Über Sergeant Pittermän ist kaum etwas bekannt. Bis heute umgeben den charmanten Posaunisten zahlreiche ungeklärte Gerüchte: Schon die Frage nach seinem bürgerlichen Namen ist unbeantwortet: Handelt es sich wirklich um den Sergej Pittermann, oder aber, wie in Fankreisen gemutmaßt wird, um Sir J. Kittelman, der 1999 an der britischen Ostküste an Land gespült wurde und den Behörden gegenüber angab, sich an nichts mehr zu erinnern? Katz hingegen geht so weit, zu behaupten, der Name gehe auf den griechisch-chinesischenen Underground-Kult-Klassiker "The Szezchuan-Pita Man" zurück, in welchem ein gewisser Serge P. eine kurze Statistenrolle übernommen haben soll. All dies ist jedoch bis heute nicht ermittelt - denn selbst auf raffinierteste Fangfragen hüllt sich Sergeant Pittermän in vornehmes Schweigen und lächelt still in sich hinein.

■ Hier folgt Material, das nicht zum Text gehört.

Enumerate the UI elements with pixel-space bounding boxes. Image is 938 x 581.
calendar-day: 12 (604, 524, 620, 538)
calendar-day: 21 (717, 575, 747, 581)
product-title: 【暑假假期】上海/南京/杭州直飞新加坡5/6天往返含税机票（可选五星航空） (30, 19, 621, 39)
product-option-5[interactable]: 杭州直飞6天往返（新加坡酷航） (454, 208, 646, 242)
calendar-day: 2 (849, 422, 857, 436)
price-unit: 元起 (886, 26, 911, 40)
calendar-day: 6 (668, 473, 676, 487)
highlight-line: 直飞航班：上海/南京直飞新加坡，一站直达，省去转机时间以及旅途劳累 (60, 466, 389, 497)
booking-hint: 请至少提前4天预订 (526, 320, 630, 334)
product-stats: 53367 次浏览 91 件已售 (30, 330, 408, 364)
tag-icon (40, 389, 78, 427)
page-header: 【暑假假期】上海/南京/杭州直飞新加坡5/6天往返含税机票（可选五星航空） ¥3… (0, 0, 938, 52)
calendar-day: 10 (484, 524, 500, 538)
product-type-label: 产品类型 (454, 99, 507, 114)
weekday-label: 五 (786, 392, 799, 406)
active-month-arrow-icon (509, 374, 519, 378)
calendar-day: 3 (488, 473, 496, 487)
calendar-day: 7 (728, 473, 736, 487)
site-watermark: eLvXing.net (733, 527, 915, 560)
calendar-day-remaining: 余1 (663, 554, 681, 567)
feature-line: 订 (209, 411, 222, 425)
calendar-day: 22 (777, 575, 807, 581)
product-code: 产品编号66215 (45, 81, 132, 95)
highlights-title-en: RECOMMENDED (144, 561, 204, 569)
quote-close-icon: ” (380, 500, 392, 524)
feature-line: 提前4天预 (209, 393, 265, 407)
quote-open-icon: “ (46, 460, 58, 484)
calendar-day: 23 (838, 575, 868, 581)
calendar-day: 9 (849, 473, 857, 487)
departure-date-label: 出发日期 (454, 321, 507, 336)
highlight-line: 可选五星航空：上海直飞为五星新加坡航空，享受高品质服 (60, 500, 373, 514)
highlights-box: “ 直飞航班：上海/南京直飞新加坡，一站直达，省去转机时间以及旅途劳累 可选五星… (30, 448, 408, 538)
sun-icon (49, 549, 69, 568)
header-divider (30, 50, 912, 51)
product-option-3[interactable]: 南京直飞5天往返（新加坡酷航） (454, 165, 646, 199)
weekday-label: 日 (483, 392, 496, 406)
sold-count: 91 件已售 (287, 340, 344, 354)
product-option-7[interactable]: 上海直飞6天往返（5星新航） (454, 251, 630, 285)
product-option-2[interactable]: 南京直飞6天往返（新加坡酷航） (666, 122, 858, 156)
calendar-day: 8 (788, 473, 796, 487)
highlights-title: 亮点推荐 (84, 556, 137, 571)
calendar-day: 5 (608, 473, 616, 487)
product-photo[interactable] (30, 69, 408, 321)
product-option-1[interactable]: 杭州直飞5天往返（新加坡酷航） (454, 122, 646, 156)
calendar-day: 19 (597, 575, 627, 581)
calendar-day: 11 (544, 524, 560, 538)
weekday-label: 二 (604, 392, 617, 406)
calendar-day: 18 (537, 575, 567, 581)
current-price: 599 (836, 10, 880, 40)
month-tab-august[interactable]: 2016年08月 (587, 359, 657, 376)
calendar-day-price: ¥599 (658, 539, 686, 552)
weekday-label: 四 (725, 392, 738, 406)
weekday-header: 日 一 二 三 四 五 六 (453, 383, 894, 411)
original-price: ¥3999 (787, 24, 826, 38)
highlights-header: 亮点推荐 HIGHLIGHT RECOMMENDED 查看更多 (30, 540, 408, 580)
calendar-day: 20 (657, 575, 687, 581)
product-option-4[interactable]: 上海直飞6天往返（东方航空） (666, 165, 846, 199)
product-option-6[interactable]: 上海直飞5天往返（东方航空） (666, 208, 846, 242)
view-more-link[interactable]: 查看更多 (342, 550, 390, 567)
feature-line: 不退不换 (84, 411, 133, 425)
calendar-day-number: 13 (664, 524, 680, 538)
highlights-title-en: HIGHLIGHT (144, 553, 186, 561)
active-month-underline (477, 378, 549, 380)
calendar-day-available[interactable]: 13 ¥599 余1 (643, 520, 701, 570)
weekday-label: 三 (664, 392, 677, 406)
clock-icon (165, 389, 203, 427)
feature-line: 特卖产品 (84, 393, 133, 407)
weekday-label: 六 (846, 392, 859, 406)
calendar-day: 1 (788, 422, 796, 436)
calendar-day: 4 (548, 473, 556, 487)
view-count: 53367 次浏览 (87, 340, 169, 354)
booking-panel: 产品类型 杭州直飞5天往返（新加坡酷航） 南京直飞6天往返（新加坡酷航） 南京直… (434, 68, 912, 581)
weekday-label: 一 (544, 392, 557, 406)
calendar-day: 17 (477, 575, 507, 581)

Fest steht eigentlich nur, dass der Sergeant, wie seine Fans in liebevoll nennen, in einer großen mitteleuropäischen Hafenstadt geboren wurde, einige Zeit zur See gefahren ist und immer wieder am Meer lebte - bis er während eines umfeierten Auftritts von Skurilli aus der Masse heraus schweigend die Bühne betrat und mit seiner feurig-roten Trombone wie selbstverständlich mitten in einen der funkigen Bläsersätze einstieg. Seitdem sind er und sein funky horn aus dem komplexen Klangspektrum der Formation schlichtweg nicht mehr wegzudenken.